There are several reasons students don’t get vaccinated. Some think vaccinations are costly or their insurance wont cover it. Others believe getting the vaccine will actually increase their chance of getting the flu. Some students even believe that the flu vaccine, like chicken pox, is something you only get once in your life.

“They are injecting the flu into you. There’s always slight possibility that you might get it,” said Makynzie Turner, a junior who has only had one flu shot.

There are many misconceptions about the flu vaccine, and Turner’s comments represent a popular one. Students think that getting a vaccine will actually give them the flu. Doctors, however, disagree.

“It’s impossible to get the flu from the injected vaccine. The opposite is true from the nasal spray,” said Dr. James Davis, executive director of the Student Health and Wellness Center. “Nasal spray is a live virus, so it gives you a mild case of the flu. Injection is flu virus fragments — not enough to give you the flu.”

Another concern of students is the money. Flu shots can cost anywhere from $15 to $50, and students are often unaware of what they will pay when they go into the doctor’s office. Davis also addressed that concern.

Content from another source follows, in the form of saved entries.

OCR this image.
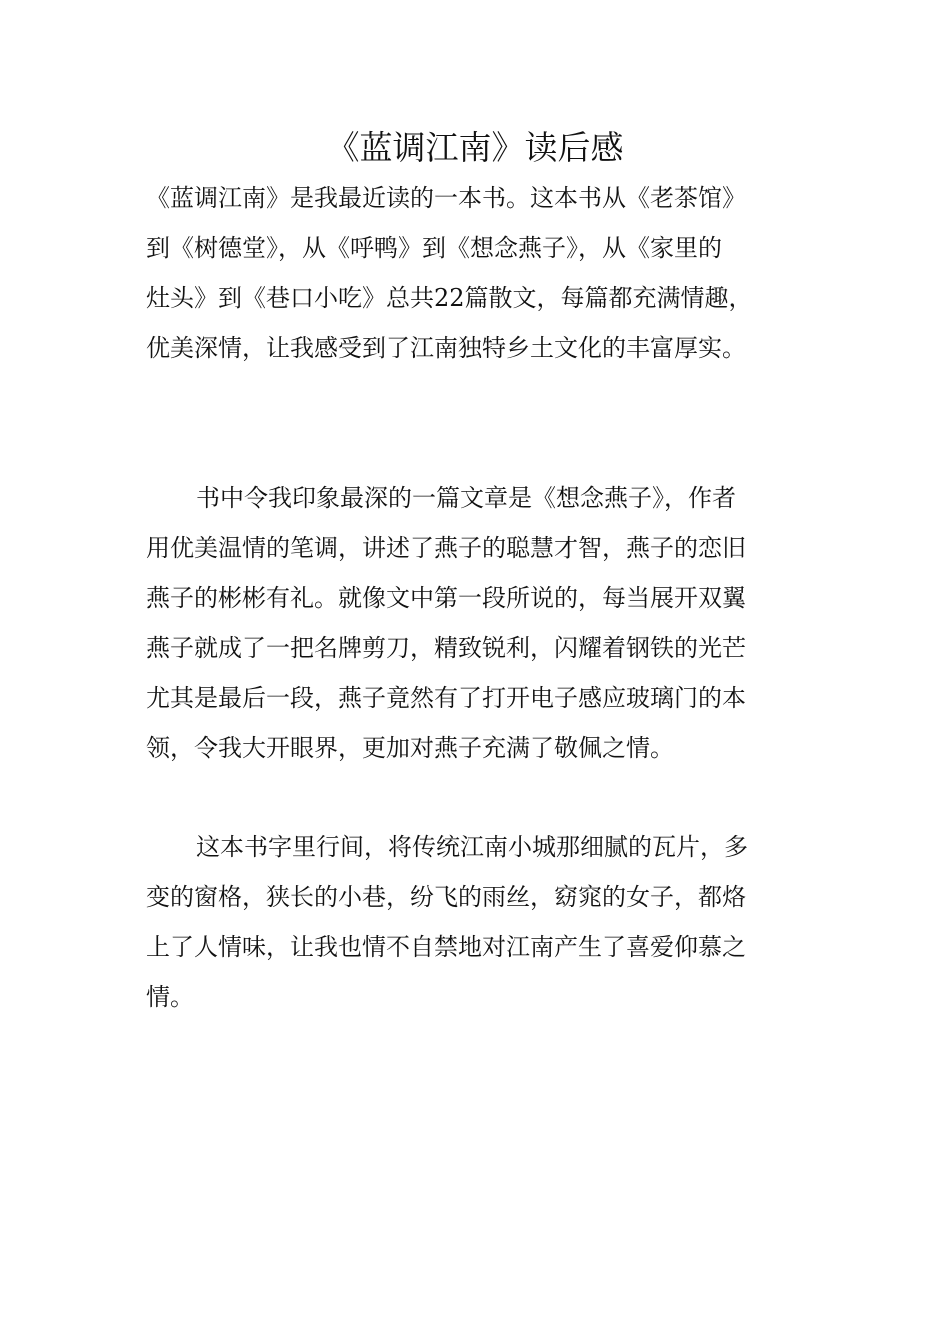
《蓝调江南》读后感
《蓝调江南》是我最近读的一本书。这本书从《老茶馆》
到《树德堂》，从《呼鸭》到《想念燕子》，从《家里的
灶头》到《巷口小吃》总共22篇散文，每篇都充满情趣，
优美深情，让我感受到了江南独特乡土文化的丰富厚实。
书中令我印象最深的一篇文章是《想念燕子》，作者
用优美温情的笔调，讲述了燕子的聪慧才智，燕子的恋旧
燕子的彬彬有礼。就像文中第一段所说的，每当展开双翼
燕子就成了一把名牌剪刀，精致锐利，闪耀着钢铁的光芒
尤其是最后一段，燕子竟然有了打开电子感应玻璃门的本
领，令我大开眼界，更加对燕子充满了敬佩之情。
这本书字里行间，将传统江南小城那细腻的瓦片，多
变的窗格，狭长的小巷，纷飞的雨丝，窈窕的女子，都烙
上了人情味，让我也情不自禁地对江南产生了喜爱仰慕之
情。
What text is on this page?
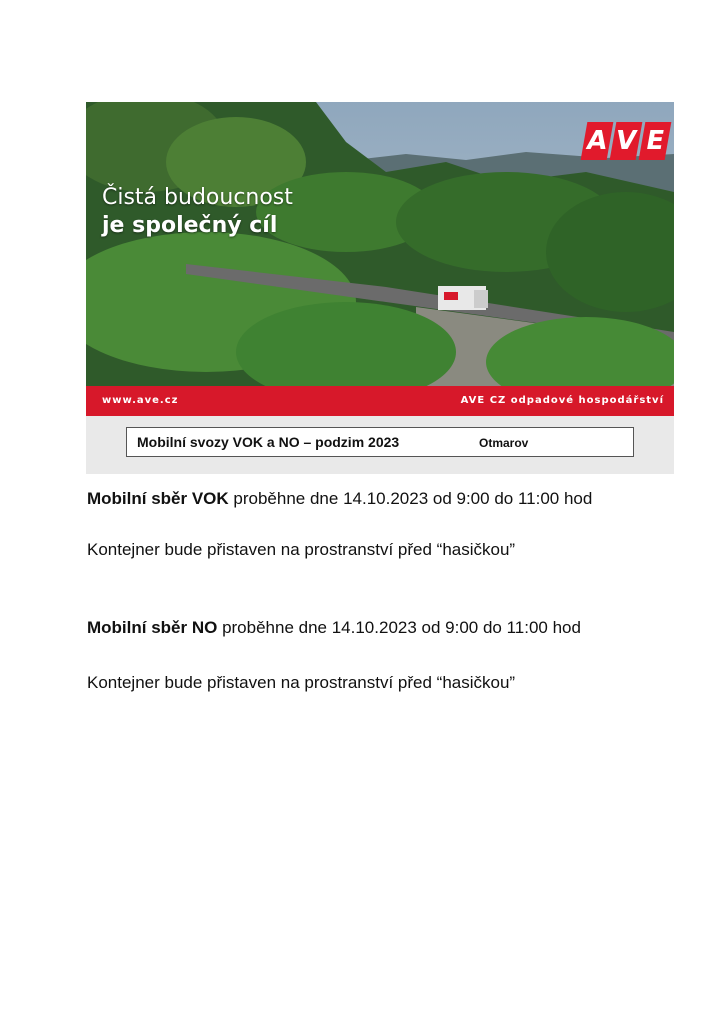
Čistá budoucnost
je společný cíl
A V E
www.ave.cz	AVE CZ odpadové hospodářství
Mobilní svozy VOK a NO – podzim 2023	Otmarov
Mobilní sběr VOK proběhne dne 14.10.2023 od 9:00 do 11:00 hod
Kontejner bude přistaven na prostranství před “hasičkou”
Mobilní sběr NO proběhne dne 14.10.2023 od 9:00 do 11:00 hod
Kontejner bude přistaven na prostranství před “hasičkou”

“If your insurance covers the vaccine as part of preemptive services, you won’t pay anything out-of-pocket,” he said.

Customers are always encouraged to call their insurance and make sure that services are covered before they have any procedure, but most insurances will cover vaccines as part of preventative services.

If a student does not have insurance or active preventative coverage, the Student Health and Wellness center charges $19 for the injected vaccine. By comparison, the Intermountain Healthcare clinics charge $47 for the injection and will sometimes charge an office visit in addition.

Getting flu shots can also prevent the spread of the virus. Lisa Perkins, influenza program coordinator of the Bear River Health Department, said not getting the flu vaccine increases your chance of not only contracting the flu but also spreading it through social interaction.

“Especially with college students, they’re around a lot of other people in classrooms, so they have a lot of exposure in the school system and with their living situations,” Perkins said.

Most medical experts agree that getting vaccinated is the best way to prevent yourself from getting the flu. Perkins shared her personal philosophy.

“I’ve never missed one,” Perkins said, “and I think if you talk to someone who has actually gotten influenza, it’s the worst seven to 10 days of their life.”